# W-Anheben In Bauchlage

- Canonical: https://fitwill.app/de/exercise/8095/lying-prone-w/
- Media ID: 8095
- Primary muscle: Rücken
- Body part: Oberer Rücken
- Equipment: Körpergewicht
- Video: https://fitwill.app/videos/8095/lying-prone-w.mp4

## Description

Das W-Anheben in Bauchlage ist eine Körpergewichts-Übung für den Rücken, die mit dem Gesicht nach unten auf dem Boden ausgeführt wird. Die Arme sind gebeugt und seitlich positioniert, sodass der Oberkörper ein W formt. Von dort hebst du die Arme und die Brust leicht vom Boden ab, indem du die Schulterblätter zusammenziehst, und senkst sie danach kontrolliert wieder ab. Die Übung sieht einfach aus, aber das Halten der Position verlangt echte Kraft und Ausdauer von der Muskulatur zwischen den Schulterblättern und der Rückseite der Schultern.

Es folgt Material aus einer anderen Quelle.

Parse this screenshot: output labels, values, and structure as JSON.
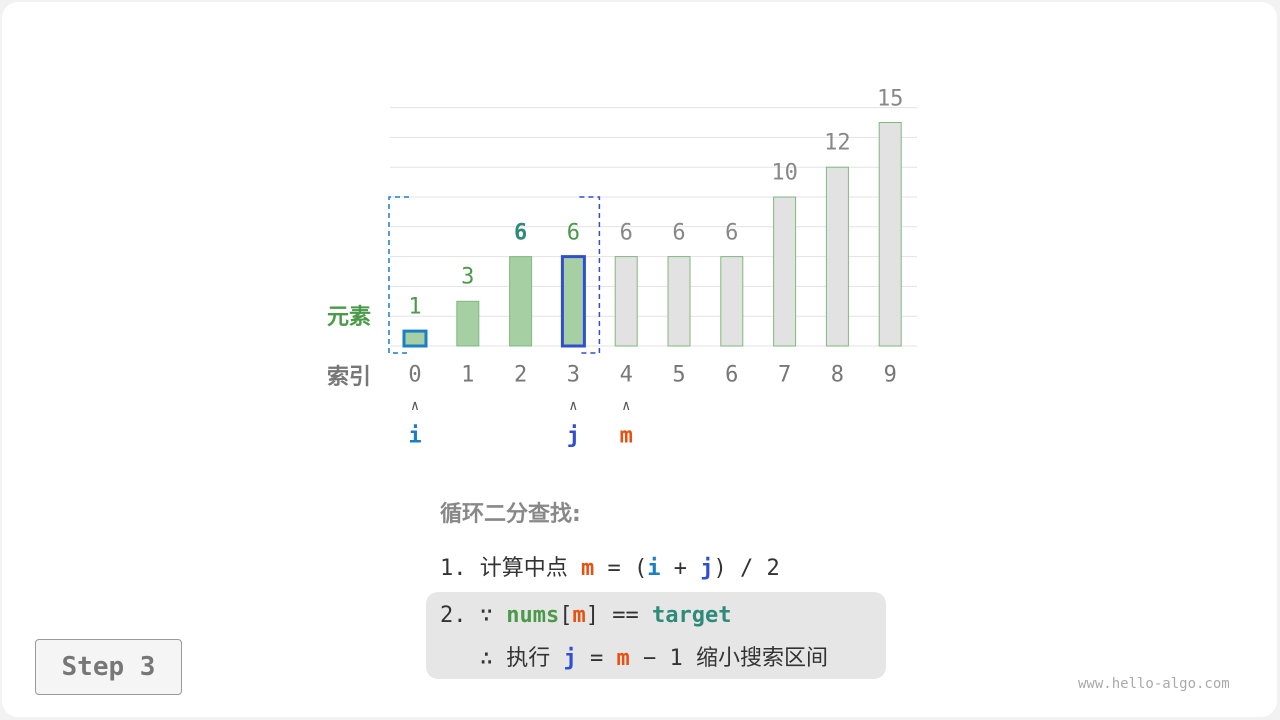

Diese Bewegung zielt auf den mittleren und oberen Rücken ab, besonders auf die Rhomboidei sowie den mittleren und unteren Trapezius, dazu auf die hinteren Deltoi und die kleinen Rotatorenmanschettenmuskeln, die das Schultergelenk stabilisieren. Weil du in Bauchlage liegst, zieht die Schwerkraft direkt an den Armen – das bedeutet, der Hub kommt fast vollständig aus der Skapularetraktion und der Brustwirbelsäulenstreckung statt aus Schwung. Der Erector spinae entlang der Wirbelsäule arbeitet isometrisch, um die Brust oben zu halten, während Gesäß und Hamstrings im Hintergrund leise mitspannen.

Das W-Anheben in Bauchlage ist besonders nützlich für Menschen, die lange am Schreibtisch sitzen, Auto fahren oder auf das Handy blicken. Diese Gewohnheiten schieben den Kopf nach vorn und runden den oberen Rücken – und genau das Gegenteil trainiert diese Übung: offene Brust, zurückgezogene und nach unten gedrückte Schultern, Hals in Verlängerung der Wirbelsäule. Sie ist auch ein fester Bestandteil von Programmen für Schultergesundheit und Reha-Nachbetreuung, weil sie die hintere Schulter und die Skapularmuskulatur belastet, ohne schwere Gewichte oder Gelenkkompression.

Die Einrichtung ist wichtiger, als es scheint. Lieg mit dem Gesicht nach unten, die Beine gestreckt hinter dir, Stirn oder Nase knapp über dem Boden, und bring die Arme seitlich in Position, die Ellbogen etwa 90 Grad gebeugt, sodass Oberarme und Unterarme das W formen. Halte die Daumen nach oben zur Decke gerichtet. Diese Armposition fördert die Außenrotation der Schultern, was für das Schultergelenk freundlicher ist als innenrotierte Varianten, und erschwert das Mogeln durch Schulterheben erheblich.

Für einen guten Hub denke daran, die Ellbogen nach hinten und unten in Richtung Hüfte zu ziehen, statt nur die Hände anzuheben. Deine Brust hebt sich vielleicht ein bis zwei Zentimeter – das reicht völlig. Die Endposition sollte sich wie ein kräftiges Zusammenziehen zwischen den Schulterblättern anfühlen, mit langem Nacken und Schultern weg von den Ohren. Halte kurz oben und senke Arme und Brust danach langsam ab, statt sie fallen zu lassen.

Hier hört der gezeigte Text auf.